Industry heavyweights from the nbn, One Green Bean, The Monkeys, Edelman and more join CommsCon speaker lineup
The nbn’s reputation challenges, PR’s identity crisis, fostering true cross-agency collaboration, what millennial industry professionals actually want, and a debate on whether the PR industry is really set up to be truly creative are some of the latest topics confirmed for Mumbrella’s CommsCon conference 2018.
Chief corporate affairs officer for the nbn, Karina Keisler, will take the stage to discuss how negative word-of-mouth, industry finger-pointing and an ongoing political rhetoric have all become synonymous with the project. She’ll explain why nbn has made reputation an organisation-wide KPI, and her lessons in trying to cut through the political noise by taking a transparent and audience-led communications strategy.
The nbn is currently one of the biggest talking points in Australia. Its reputation has gone through extremely challenging times, including emerging groups who are actively pushing fake news about the technology and rollout. It presents a significant challenge to the internal communications team which faces years more work on the rollout story.
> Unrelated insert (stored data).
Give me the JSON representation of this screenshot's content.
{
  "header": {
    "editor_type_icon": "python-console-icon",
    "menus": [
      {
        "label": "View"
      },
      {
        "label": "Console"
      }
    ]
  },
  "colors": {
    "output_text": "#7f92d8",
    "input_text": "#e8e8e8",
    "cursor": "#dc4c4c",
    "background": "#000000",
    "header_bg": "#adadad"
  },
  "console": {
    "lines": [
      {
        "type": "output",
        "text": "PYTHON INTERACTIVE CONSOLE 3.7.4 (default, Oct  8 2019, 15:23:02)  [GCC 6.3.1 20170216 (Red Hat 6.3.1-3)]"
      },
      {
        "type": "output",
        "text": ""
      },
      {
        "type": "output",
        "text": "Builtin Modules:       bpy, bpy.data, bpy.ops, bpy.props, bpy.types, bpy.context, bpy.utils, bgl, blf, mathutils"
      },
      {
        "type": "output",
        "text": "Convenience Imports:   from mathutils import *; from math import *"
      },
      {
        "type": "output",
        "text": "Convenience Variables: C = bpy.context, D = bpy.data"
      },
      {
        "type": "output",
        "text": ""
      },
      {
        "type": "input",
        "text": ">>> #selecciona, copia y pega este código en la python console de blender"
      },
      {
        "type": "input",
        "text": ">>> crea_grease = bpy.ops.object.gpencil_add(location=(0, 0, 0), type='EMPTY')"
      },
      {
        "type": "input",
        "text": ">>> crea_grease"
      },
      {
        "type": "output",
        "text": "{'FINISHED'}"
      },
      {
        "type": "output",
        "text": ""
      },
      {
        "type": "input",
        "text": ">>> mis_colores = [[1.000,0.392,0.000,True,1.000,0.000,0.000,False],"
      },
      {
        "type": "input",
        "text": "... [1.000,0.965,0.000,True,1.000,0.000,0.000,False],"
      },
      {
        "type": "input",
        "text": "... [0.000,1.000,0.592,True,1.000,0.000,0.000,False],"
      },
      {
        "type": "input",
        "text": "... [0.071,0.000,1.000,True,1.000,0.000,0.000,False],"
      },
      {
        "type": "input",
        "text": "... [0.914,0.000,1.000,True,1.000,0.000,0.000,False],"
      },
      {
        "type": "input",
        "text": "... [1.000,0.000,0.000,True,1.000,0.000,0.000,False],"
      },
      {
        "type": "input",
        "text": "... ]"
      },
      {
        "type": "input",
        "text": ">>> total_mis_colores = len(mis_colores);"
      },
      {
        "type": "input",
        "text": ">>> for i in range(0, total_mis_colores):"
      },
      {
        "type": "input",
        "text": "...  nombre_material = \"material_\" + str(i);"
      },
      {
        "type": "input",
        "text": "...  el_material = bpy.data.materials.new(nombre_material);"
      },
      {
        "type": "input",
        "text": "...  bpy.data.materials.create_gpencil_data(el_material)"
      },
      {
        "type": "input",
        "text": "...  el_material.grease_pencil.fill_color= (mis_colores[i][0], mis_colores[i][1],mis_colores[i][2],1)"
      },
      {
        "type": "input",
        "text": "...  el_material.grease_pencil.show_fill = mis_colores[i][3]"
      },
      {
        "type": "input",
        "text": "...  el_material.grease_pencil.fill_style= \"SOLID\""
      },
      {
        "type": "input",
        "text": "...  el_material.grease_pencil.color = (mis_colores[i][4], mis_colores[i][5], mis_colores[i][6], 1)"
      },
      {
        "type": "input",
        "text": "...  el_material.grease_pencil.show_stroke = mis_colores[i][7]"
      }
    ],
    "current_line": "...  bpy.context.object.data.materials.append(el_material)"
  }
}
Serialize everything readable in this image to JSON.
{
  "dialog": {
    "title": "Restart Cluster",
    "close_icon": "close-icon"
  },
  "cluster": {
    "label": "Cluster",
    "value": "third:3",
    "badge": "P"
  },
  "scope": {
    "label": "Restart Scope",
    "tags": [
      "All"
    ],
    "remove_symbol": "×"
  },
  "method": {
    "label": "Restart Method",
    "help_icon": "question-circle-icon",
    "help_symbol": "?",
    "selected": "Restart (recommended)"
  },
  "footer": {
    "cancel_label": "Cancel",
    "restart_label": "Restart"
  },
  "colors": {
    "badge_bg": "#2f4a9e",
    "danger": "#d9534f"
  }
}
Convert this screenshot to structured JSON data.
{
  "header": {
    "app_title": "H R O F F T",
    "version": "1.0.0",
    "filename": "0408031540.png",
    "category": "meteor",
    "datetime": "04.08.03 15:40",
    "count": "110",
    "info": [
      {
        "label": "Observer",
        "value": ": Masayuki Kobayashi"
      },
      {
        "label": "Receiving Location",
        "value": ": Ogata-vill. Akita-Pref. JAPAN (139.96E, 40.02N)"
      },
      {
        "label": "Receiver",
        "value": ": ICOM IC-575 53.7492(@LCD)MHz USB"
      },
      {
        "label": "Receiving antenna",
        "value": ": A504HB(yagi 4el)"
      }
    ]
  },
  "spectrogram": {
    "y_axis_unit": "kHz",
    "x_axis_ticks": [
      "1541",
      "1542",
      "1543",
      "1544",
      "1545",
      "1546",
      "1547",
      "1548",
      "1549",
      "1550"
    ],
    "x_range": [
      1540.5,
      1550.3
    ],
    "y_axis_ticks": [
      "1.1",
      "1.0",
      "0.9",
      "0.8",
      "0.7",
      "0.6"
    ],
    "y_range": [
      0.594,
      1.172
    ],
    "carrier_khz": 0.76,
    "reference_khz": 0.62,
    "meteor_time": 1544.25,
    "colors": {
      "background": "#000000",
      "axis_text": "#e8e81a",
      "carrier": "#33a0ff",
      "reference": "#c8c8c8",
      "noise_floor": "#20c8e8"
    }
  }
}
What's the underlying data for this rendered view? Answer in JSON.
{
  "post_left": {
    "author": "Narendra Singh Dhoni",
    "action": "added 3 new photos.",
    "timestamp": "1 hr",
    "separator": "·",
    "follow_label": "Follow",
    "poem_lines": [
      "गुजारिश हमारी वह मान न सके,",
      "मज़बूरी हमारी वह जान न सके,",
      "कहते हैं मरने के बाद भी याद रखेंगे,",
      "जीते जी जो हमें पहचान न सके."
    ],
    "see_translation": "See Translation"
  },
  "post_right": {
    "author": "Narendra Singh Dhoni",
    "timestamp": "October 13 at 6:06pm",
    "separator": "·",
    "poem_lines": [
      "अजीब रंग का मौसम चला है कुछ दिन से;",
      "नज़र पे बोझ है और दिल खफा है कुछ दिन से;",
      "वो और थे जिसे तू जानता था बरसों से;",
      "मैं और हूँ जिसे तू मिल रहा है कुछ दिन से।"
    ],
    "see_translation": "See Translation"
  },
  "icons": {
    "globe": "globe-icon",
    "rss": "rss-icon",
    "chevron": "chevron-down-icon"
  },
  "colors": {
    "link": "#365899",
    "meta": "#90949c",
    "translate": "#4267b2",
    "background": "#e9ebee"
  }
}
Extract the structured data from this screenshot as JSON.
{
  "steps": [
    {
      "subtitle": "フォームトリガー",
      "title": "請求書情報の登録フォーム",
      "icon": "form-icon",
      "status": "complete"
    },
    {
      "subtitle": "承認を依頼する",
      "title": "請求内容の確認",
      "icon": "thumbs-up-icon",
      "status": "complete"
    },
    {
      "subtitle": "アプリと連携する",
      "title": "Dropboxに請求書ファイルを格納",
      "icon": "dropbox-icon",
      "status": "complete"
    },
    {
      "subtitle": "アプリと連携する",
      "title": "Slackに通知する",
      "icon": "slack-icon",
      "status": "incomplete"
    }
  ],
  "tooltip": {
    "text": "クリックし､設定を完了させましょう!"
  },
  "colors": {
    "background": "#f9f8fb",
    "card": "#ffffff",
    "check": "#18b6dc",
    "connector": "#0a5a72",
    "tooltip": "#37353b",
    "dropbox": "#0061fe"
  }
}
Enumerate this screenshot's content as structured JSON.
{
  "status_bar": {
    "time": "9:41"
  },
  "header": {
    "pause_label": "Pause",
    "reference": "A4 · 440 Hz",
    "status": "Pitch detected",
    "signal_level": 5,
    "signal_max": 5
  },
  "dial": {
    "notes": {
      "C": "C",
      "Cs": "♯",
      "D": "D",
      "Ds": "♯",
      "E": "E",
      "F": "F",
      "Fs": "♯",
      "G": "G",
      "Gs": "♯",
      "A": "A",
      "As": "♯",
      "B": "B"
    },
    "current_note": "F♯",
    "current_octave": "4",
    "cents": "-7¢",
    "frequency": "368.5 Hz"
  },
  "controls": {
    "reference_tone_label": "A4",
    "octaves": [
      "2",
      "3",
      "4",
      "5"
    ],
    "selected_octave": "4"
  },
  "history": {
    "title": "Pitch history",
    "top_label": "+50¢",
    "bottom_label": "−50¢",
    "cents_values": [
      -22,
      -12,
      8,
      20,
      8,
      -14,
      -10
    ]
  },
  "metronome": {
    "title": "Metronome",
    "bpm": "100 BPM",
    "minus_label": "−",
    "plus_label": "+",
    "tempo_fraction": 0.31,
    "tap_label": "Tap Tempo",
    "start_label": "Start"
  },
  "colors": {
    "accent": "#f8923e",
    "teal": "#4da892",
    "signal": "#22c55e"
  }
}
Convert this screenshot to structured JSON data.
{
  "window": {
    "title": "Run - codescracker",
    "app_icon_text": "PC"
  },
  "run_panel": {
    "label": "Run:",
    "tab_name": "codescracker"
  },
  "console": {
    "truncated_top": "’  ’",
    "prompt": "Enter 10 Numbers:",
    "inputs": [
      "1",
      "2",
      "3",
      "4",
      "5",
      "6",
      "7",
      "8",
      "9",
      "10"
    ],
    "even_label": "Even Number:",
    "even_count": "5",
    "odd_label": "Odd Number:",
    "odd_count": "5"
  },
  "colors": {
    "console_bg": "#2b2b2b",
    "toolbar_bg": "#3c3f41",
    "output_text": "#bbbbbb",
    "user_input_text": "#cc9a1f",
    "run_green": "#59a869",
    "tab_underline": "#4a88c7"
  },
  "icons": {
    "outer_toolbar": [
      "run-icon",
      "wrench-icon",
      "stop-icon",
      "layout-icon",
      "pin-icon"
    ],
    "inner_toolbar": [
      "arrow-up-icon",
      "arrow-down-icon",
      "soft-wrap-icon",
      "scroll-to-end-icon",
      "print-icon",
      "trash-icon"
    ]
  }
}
Mumbrella’s CommsCon will be held at The Four Seasons in Sydney on March 22. Tickets are available here.
Also joining the lineup are Mark Green, co-founder of The Monkeys, and Carl Ratcliff, CEO of One Green Bean, who will take the stage together to present on cross-agency collaboration.
It’s been a massive year for both agencies, with Accenture purchasing The Monkeys and One Green Bean’s ownerships being solidified under Havas, while the pair have continued to rack up numerous industry awards. Despite working under different global companies with different priorities, The Monkeys and One Green Bean continually collaborate on client work.
Green and Ratcliff will explain how advertising and PR agencies can work together constructively and create ideas that transcend both advertising and PR spaces and create culture and conversation.
The PR and communications industry is currently in a state of flux, exploring significant new revenue opportunities and business models. This means PR is working closer than ever with a range of other agencies on a client’s roster. But the challenge is now one of remit and obtaining a seat at the decision table.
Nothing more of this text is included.